Intercounty football
“I suppose that shows where your priority lies. My priority is football. Everything else can kind of come behind it for now. That’s how I’m looking at it. The year I came back, 2016, that was the year that really brought it home to me how you should live if you want to play intercounty football. When I was in England, I was always kind of rolling my eyes at GAA players saying the commitment was ridiculous and whatever else.
“I’d hear lads saying you can’t have a drink and you can’t eat bad food and you can’t enjoy yourself and in my head I’d be going, ‘Ah, I bet you can, like.’ But I don’t think you can, in all honesty. That year confirmed to me what commitment is needed, what it takes to be at the top level. It takes ultra, ultra-commitment. There’s nobody I’ve spoken to who has achieved a lot who doesn’t have it as their absolute number one priority.
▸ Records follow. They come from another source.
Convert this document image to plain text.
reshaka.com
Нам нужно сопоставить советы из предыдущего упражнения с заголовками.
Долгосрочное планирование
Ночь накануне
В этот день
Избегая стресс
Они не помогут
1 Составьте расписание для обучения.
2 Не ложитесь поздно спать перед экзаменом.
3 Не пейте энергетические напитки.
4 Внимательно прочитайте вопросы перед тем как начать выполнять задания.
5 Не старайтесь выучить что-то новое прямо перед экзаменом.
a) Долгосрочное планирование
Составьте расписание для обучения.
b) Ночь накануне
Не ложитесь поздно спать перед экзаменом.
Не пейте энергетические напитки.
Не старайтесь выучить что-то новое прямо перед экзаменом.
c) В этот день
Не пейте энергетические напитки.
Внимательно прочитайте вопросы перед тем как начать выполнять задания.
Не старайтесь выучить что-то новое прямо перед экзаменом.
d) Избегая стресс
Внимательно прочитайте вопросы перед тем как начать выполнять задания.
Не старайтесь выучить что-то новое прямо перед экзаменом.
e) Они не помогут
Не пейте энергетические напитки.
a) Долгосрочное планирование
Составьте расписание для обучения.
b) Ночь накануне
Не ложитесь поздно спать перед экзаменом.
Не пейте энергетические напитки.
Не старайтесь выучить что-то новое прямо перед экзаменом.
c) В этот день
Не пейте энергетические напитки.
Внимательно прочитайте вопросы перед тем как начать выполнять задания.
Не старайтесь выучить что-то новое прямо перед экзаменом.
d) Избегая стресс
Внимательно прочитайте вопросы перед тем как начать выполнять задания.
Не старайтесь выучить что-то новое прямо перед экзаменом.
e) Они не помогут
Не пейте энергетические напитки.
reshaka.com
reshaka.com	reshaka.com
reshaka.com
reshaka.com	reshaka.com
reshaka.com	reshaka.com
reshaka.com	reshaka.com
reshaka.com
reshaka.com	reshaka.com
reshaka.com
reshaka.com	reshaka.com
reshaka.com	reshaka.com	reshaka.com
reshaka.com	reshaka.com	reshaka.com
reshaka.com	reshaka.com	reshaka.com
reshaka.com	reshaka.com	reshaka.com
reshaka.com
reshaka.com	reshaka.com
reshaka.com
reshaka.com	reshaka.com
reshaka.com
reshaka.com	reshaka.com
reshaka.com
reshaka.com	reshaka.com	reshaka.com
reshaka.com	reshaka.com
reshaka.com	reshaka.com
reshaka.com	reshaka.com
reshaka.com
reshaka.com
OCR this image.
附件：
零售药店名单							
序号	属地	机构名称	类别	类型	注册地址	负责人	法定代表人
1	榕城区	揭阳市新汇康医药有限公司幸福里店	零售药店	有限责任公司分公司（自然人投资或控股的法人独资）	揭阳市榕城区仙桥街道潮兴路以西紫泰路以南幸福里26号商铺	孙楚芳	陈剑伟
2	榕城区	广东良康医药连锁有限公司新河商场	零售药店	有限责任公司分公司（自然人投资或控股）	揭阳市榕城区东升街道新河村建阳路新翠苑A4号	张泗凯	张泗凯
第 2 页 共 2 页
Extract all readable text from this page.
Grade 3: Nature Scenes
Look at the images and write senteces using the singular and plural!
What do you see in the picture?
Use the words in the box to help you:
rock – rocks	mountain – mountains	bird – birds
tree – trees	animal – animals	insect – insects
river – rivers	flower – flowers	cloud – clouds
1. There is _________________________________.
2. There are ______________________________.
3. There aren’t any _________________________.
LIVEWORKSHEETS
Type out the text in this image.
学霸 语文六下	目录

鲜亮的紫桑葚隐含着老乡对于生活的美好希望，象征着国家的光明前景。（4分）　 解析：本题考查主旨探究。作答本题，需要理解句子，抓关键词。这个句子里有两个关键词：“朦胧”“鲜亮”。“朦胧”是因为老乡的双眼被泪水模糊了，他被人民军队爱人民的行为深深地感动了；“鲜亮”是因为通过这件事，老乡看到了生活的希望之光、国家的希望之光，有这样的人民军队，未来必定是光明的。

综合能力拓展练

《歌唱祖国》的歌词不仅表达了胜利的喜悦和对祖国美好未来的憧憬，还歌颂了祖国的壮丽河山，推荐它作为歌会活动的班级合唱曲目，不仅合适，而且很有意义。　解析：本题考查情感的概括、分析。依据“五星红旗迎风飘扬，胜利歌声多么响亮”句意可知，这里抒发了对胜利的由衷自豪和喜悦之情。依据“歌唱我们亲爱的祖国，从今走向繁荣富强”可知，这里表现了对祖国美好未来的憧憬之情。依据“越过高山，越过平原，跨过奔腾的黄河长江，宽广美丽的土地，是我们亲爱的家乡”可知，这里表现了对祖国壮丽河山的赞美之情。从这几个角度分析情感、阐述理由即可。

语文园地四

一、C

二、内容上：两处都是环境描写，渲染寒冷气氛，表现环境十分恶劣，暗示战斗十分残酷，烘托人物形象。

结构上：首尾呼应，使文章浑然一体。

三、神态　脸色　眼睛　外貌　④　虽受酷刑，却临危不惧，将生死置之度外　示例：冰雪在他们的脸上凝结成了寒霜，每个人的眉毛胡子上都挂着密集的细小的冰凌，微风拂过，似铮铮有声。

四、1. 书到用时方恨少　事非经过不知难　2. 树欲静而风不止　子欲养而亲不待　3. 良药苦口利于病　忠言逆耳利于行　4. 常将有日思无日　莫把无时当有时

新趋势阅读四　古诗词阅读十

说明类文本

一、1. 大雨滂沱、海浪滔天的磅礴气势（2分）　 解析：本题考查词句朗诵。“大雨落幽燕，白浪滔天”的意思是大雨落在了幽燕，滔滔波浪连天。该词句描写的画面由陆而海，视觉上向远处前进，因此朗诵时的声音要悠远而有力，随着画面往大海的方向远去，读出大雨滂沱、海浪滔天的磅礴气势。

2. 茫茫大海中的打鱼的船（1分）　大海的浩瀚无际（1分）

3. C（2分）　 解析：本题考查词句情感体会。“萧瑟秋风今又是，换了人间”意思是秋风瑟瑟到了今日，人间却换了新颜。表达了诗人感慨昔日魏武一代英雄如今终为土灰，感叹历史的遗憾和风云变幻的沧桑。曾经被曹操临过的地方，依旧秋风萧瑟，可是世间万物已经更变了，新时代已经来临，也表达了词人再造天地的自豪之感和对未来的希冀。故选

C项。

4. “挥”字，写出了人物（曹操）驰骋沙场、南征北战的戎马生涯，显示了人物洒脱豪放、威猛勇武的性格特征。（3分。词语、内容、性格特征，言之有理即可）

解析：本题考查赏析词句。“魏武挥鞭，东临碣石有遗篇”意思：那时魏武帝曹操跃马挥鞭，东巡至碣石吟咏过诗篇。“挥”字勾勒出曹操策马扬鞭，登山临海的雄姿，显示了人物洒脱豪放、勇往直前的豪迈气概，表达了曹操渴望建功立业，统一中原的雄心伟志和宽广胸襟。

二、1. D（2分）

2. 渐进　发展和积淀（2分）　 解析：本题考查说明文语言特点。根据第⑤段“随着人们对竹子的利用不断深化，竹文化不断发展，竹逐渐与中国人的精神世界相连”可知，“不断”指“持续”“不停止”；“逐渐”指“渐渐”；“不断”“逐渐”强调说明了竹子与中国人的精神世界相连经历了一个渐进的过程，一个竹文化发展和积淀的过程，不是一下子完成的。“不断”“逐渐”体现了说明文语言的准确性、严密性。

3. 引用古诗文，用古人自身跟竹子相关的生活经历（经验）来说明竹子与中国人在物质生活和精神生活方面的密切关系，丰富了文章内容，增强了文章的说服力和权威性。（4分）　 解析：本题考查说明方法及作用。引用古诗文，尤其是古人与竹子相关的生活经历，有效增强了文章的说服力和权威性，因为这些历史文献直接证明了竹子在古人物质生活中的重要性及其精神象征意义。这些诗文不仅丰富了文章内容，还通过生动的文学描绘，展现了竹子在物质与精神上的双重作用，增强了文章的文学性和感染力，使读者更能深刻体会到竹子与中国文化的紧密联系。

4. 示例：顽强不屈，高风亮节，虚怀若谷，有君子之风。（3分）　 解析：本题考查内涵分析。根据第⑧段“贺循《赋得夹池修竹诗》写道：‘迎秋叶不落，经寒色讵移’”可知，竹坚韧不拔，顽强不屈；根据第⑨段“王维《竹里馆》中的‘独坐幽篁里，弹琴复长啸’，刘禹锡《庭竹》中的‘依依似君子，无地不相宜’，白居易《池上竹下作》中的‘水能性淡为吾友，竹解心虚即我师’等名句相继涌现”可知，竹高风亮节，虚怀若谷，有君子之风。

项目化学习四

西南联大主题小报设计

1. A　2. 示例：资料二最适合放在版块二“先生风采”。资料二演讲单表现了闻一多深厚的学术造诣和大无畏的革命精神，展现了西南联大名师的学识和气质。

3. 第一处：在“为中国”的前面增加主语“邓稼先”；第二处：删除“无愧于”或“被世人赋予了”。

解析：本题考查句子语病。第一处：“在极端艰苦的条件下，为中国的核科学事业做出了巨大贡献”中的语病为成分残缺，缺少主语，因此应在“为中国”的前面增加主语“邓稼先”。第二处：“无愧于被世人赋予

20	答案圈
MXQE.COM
“When you ask yourself what, deep down, you want to happen by the end of the year and when you include all the things in your life in that, if you really ask yourself the question, then you have to go with the answer. And for me, the answer was and is success on the GAA field. It’s that rather than have a full-time job or whatever else it might be. When that is your number one goal, you have to put everything towards it.”
In the end, that’s what coming home was about. Digging to unearth the best of himself. How happy for Kildare that this was the Kevin Feely he found.